Key Lime Air cargo plane that took off from DIA crashes in Kansas; pilot OK
GRANT, Kan. — A Key Lime Air cargo plane that took off from Denver International Airport crashed northwest of Goodland, Kan., on Wednesday morning but the pilot survived, the Kansas State Patrol said.
The twin-engine plane took off from DIA just after 7 a.m. MST en route to Colby, Kan., but crashed about 9 a.m. CST about 20 miles east of the Colorado-Kansas state line.
Kansas Highway Patrol Trooper Tod Hileman said the plane was carrying UPS cargo.
The pilot was not injured but was transported to Goodland Regional Medical Center as a precaution, the Sherman County (Kan.) Sheriff’s Office said.

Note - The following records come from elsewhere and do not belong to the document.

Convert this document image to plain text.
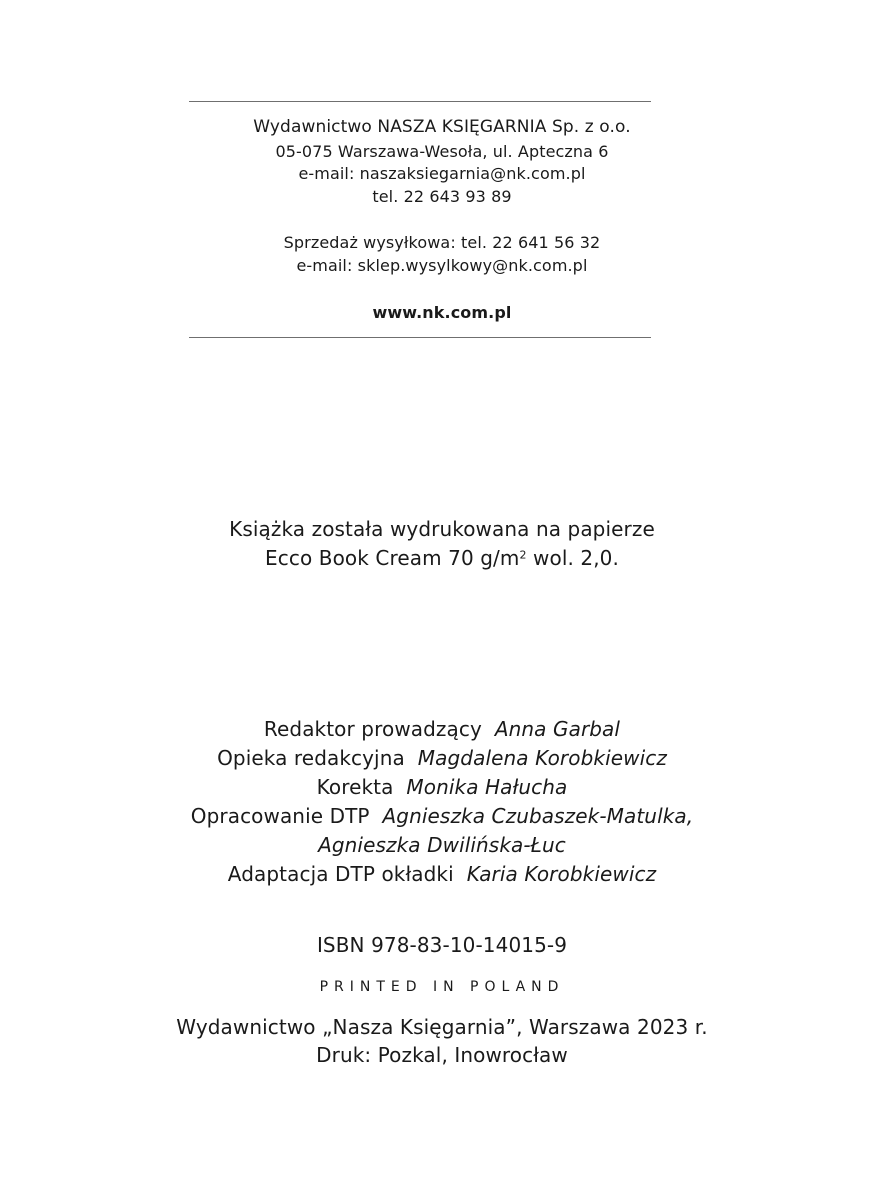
Wydawnictwo NASZA KSIĘGARNIA Sp. z o.o.
05-075 Warszawa-Wesoła, ul. Apteczna 6
e-mail: naszaksiegarnia@nk.com.pl
tel. 22 643 93 89
Sprzedaż wysyłkowa: tel. 22 641 56 32
e-mail: sklep.wysylkowy@nk.com.pl
www.nk.com.pl
Książka została wydrukowana na papierze
Ecco Book Cream 70 $g/m^2$ wol. 2,0.
Redaktor prowadzący Anna Garbal
Opieka redakcyjna Magdalena Korobkiewicz
Korekta Monika Hałucha
Opracowanie DTP Agnieszka Czubaszek-Matulka,
Agnieszka Dwilińska-Łuc
Adaptacja DTP okładki Karia Korobkiewicz
ISBN 978-83-10-14015-9
PRINTED IN POLAND
Wydawnictwo „Nasza Księgarnia”, Warszawa 2023 r.
Druk: Pozkal, Inowrocław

Flight 169 was trying to reach Renner Field Goodland Municipal Airport after experiencing engine trouble.
The flight’s destination of Shalz Field in Colby was about 40 miles east of where the plane went down.
Englewood-based Key Lime Air said in a statement the plane experienced an engine “anomaly” during the flight and went down safely.
“Key Lime Air received confirmation that one of our twin engine cargo aircraft experienced an unexpected engine anomaly in flight. The flight was operated with a single pilot and no passengers,” the statement read. “The aircraft landed safely at an off-airport location close to Goodland, KS, without incident. There are no injuries to the pilot. Key Lime Air will be conducting a thorough examination of the aircraft in order to determine the cause of the anomaly.”
The Federal Aviation Administration has been contacted, Hileman said.
It’s the second crash of a Key Lime Air plane in less than a month.
On Dec. 30, a Key Lime Air twin-engine cargo plane crashed in a Centennial neighborhood after taking off from Centennial Airport en route to Denver International Airport. The pilot, Daniel Steitz of Englewood, was killed. Steitz was a retired Aurora Police detective sergeant.